A number of peptides generated from food proteins have been shown to possess various bioactivities such as antihypertensive, antioxidant, immunomodulation, antimicrobial and antiobesity 1, 2, 3. Bioactive peptides can be released by hydrolysis, digestion or during food processing including fermentation and ripening 4, 5. Typically, bioactive peptides are small molecular peptides with the lengths ranging from 2 to 30 amino acids. Because of small size, these peptides are able to pass the digestive epithelial barrier into capillary blood vessels where they are then transported to specific locations and perform their biological functions 6.

Jinhua ham is a famous dry-cured meat product in China and the process of fermentation usually takes 8 to 10 months in average. Dry-cured meat product can release a great quantity of free amino acids and small peptides during fermentation and ripening periods 7. During the long-ripening period, muscle proteins are hydrolyzed by endogenous enzymes, slowly releasing small peptides and free amino acids which contribute to the unique flavor of Jinhua ham 8, 9. In terms of bioactive peptides in Jinhua ham, current studies have focused on their antioxidant activity. Crude peptides extracted from Jinhua ham were proved to possess DPPH scavenging ability of 77.39% and great antioxidant activity in PC12 cell model 10, 11. Peptide with sequence of GKPNV purified from Jinhua ham has been isolated and assayed to have a great antioxidant activity 12. However, no studies have investigated the antihypertensive abilities of Jinhua ham peptides (JHP) to date.

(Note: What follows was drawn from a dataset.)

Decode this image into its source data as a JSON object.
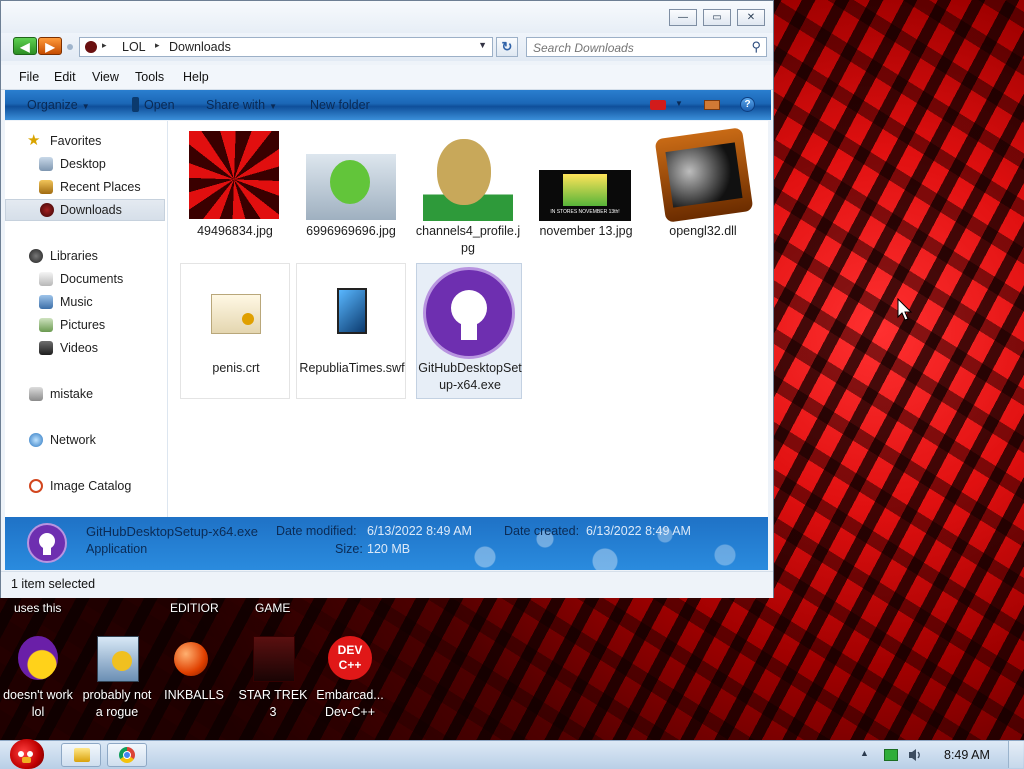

Angiotensin I-converting enzyme (ACE) is a dipeptidylcarboxypeptidase which plays an important physiological role in regulating blood pressure 13. This enzyme converts inactive angiotensin I to angiotensin II, a potent vasopressor, and concomitantly, inactivates the vasodilating compound bradykinin. Therefore, substances with ACE-inhibitory activity possess antihypertensive effects by reducing the systolic blood pressure 14. Since ACE-inhibitory peptides were first isolated from serpent venom 15, many studies have been directed to research on antihypertensive peptides generated from food proteins 2. In recent studies, peptides with ACE-inhibitory activity such as KAPVA and PTPVP were obtained from pork after a simulated gastrointestinal digestion 16. Moreover, peptides extracted from Spanish dry-cured ham have been proved to possess both in vitro ACE-inhibitory activity and in vivo antihypertensive activity 17. However, to our knowledge, no research has focused on the ACE-inhibitory activity of peptides in Chinese dry-cured ham. Moreover, the research on the peptides with ACE-inhibitory activity has mainly been aimed at their separation and characterization. There is little information available regarding the stability of the ACE-inhibitory activity under food processing and digestion conditions. In the current study, the ACE-inhibitory activity of peptides extracted from Jinhua ham was initially investigated and then the effect of processing, including heat, NaCl content, pH as well as simulated gastro-intestinal digestion was measured to evaluate the stability of ACE-inhibitory peptides.

2. Materials and Methods

2.1. Materials

Jinhua dry-cured hams were purchased from Jinzi Company (Jinhua, Zhejiang, China). Angiotensin-converting enzyme (from rabbit lung, 2 U/mg protein), a substrate peptide (Hip-His-Leu), pepsin (3000–3500 U/mg protein) and trypsin (285 U/mg protein) were obtained from Sigma Aldrich (St. Louis, MO, USA). All other reagents were of analytical grade and purchased from Shoude Chemical Reagent Company (Nanjing, China).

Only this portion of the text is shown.